Ouvi ontem, dia 1 de Novembro, na TV em «grande entrevista», a Senhora Ministra da Educação. Penso que ela continua a revelar pouco à vontade com a comunicação social e que continua a dificultar-nos o entendimento das suas políticas, quer em termos de simpatia exterior, quer em termos de assertividade discursiva, quer em termos de relação com os parceiros sociais. De qualquer maneira, de quanto disse e de como o disse, face ao estilo do questionário e da questionadora, saliento:
a) A questão de querer passar para as escolas públicas a regulamentação da assiduidade e da disciplina. O país é pequeno e a escola pública fala muitas línguas, pelo que a autonomia aparece como solução de quem não sabe o que se deve fazer ou o que se pode fazer! Vamos então ver até onde irá a panóplia das soluções locais, se é que vai poder haver soluções locais, do género, esta escola faz assim e aquela faz assado, esta expulsa os faltosos, aquela obriga-os a exames, esta impõe-lhes multas, aquela desculpa-os.

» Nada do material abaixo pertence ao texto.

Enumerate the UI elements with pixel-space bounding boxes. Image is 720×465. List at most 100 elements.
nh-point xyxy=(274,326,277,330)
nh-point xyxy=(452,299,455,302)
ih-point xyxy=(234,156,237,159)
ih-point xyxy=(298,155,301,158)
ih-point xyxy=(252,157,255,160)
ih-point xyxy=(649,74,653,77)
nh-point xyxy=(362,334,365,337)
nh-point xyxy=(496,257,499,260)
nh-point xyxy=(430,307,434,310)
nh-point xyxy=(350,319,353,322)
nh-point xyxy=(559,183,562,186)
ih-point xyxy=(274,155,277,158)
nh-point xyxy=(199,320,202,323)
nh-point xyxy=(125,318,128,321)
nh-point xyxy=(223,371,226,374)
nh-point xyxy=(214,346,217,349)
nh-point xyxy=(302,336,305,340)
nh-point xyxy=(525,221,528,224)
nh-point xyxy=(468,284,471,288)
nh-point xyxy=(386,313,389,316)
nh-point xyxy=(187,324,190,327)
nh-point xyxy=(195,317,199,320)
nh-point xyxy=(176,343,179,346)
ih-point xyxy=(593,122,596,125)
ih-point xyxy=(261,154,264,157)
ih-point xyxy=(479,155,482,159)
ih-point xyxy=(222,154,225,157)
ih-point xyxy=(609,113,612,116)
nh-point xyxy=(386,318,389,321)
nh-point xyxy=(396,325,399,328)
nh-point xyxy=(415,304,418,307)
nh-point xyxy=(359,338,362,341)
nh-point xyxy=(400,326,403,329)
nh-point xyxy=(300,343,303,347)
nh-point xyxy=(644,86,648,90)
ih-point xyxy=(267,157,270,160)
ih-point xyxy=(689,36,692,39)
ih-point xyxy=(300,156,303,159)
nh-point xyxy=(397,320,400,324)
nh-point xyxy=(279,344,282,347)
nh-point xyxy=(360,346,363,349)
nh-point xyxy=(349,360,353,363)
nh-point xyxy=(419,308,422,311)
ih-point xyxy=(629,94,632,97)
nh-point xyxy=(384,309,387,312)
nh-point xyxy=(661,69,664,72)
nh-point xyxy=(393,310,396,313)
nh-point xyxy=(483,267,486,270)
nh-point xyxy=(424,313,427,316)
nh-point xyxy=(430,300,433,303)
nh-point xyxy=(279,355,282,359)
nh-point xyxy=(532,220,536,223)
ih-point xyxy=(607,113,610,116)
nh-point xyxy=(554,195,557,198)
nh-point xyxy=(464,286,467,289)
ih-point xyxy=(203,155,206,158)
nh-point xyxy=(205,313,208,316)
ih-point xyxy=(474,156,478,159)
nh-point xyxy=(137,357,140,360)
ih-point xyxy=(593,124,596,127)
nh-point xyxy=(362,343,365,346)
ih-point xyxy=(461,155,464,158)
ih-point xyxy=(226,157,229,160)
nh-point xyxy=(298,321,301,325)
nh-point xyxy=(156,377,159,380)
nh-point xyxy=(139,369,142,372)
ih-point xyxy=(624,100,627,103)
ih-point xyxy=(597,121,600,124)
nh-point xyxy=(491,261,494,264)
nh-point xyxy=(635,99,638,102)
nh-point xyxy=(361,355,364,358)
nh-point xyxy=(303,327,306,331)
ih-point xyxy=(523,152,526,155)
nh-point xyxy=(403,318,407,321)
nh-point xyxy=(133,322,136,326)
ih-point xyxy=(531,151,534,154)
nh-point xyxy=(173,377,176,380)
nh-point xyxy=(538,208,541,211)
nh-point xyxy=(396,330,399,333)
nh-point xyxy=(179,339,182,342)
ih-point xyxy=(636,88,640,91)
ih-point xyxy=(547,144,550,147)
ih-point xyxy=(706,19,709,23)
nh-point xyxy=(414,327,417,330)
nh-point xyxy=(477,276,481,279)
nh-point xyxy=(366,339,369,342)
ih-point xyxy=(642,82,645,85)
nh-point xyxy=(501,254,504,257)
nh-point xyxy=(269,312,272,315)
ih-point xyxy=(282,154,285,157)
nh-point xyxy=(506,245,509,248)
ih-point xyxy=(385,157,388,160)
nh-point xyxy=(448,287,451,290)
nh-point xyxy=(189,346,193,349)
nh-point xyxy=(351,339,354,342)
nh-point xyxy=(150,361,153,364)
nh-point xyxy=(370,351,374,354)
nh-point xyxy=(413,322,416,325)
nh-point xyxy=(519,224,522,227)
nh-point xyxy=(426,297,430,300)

b) A questão de querer desconectar a disciplina comportamental da avaliação, questão que se prende com a anterior, mas que pode ter uma visão global. Será possível? E se for possível é desejável? Seja, admito, mas a ser possível e desejável só com exames e então tudo bem: o aluno falta, que se prepare em casa para exames; o aluno porta-se mal e não modifica os seus comportamentos, que se prepare para exames. De outra forma, a burocracia ocupará o território com silvas e matos e ratos e outros parasitas de lixeira.
c) A questão dos rankings. Se é a Ministra quem neles não se inspira para tomar quaisquer decisões de política educativa, quem sou eu para lhes dar importância. Mas que não os aproveite para falar como falou do ensino particular: o despeito e o jacobinismo quando se associam fazem má figura.
d) A questão do ensino profissional em escolas públicas ditas «normais», ou seja, a inclusão do específico em regime de frequência gratuita, universal e obrigatória: persiste numa ideia que é de reduzida ou nula eficácia: quanto mais e melhor for qualificada uma escola, para a especificidade da sua oferta educativa, melhor funcionará; com esta inclusão de cefs e outros cursos congéneres na escola básica, não se vai a lado nenhum, mas se ela acredita, a fé a leve.
e) A questão das relações de trabalho preferenciais com os conselhos executivos: as comunidades escolares que se previnam, mas onde faltar a presença dos parceiros sociais, a democracia sai fragilizada e o autoritarismo tende a crescer.